Płomienie nie miały szans na opanowanie całego domu. Gdy strażacy przybyli na miejsce zdarzenia, ogień był jeszcze w ograniczonej skali – zajęty był jedynie telewizor oraz szafka znajdująca się pod nim. Niemniej jednak, noc z 8 na 9 lutego w Rzeczkowie-Kolonii na Mazowszu zakończyła się tragicznie. W wyniku pożaru zmarli 95-letni ojciec i jego 70-letni syn.
TRAGEDIA NIE DO ZATRZYMANIA
Jak podał serwis „Echo Dnia”, straż pożarna otrzymała zgłoszenie o godzinie 23:08. W chwili wybuchu pożaru w budynku przebywały dwie osoby – starszy mężczyzna oraz jego syn. Po chwilowej zwłoce do ogarniętego ogniem domu wpadł drugi syn 95-latka, który mieszkał w sąsiedztwie. Pomimo jego starań, by wynieść ich na zewnątrz, było już za późno.
ZATRUCIE GAZAMI POŻAROWYMI
Według wstępnych ustaleń przyczyną śmierci ojca i syna było zatrucie toksycznymi gazami pożarowymi. W takich sytuacjach to nie same płomienie stanowią największe niebezpieczeństwo, lecz dym, który jest pełen szkodliwych substancji i działa skutecznie oraz podstępnie. Zaledwie kilka wdechów może być wystarczających, by stracić przytomność.
Na miejscu zdarzenia pracowało pięć jednostek straży pożarnej, w sumie 18 ratowników, którzy błyskawicznie opanowali ogień. Udało się zapobiec jego dalszemu rozprzestrzenieniu, co sugeruje, że źródło pożaru znajdowało się w jednym miejscu.
MOŻLIWA AWARIA SPRZĘTU
Za początek ognia odpowiadał telewizor oraz szafka pod nim. Obecnie śledczy badają, czy przyczyną pożaru mogła być awaria sprzętu. Choć zdarzenia tego typu nie są powszechne, to jednak takie sytuacje miały już miejsce – przegrzanie, zwarcie w instalacji lub wady podzespołów mogą prowadzić do wielkich nieszczęść.

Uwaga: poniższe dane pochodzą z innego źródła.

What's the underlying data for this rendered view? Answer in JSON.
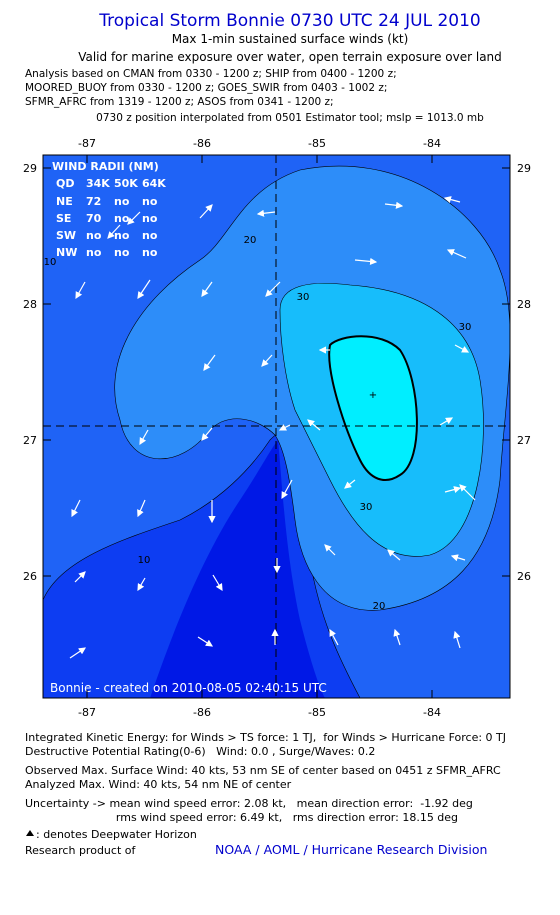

Pożary wywołane przez urządzenia elektryczne są szczególnie niebezpieczne, ponieważ często wytwarzają olbrzymie ilości czadu oraz dymu zawierającego toksyczne substancje. Wystarczy tylko kilka minut w takim środowisku, aby organizm przestał prawidłowo funkcjonować.
ŚLEDZTWO W TRWAŁYM RYTMIE
Śledztwo ma na celu wyjaśnienie bezpośredniej przyczyny pożaru oraz sprawdzenie, czy istniała jakakolwiek szansa na ratunek dla mężczyzn. Sytuacja staje się coraz bardziej dramatyczna, a pytania o bezpieczeństwo w domach stają się kluczowe.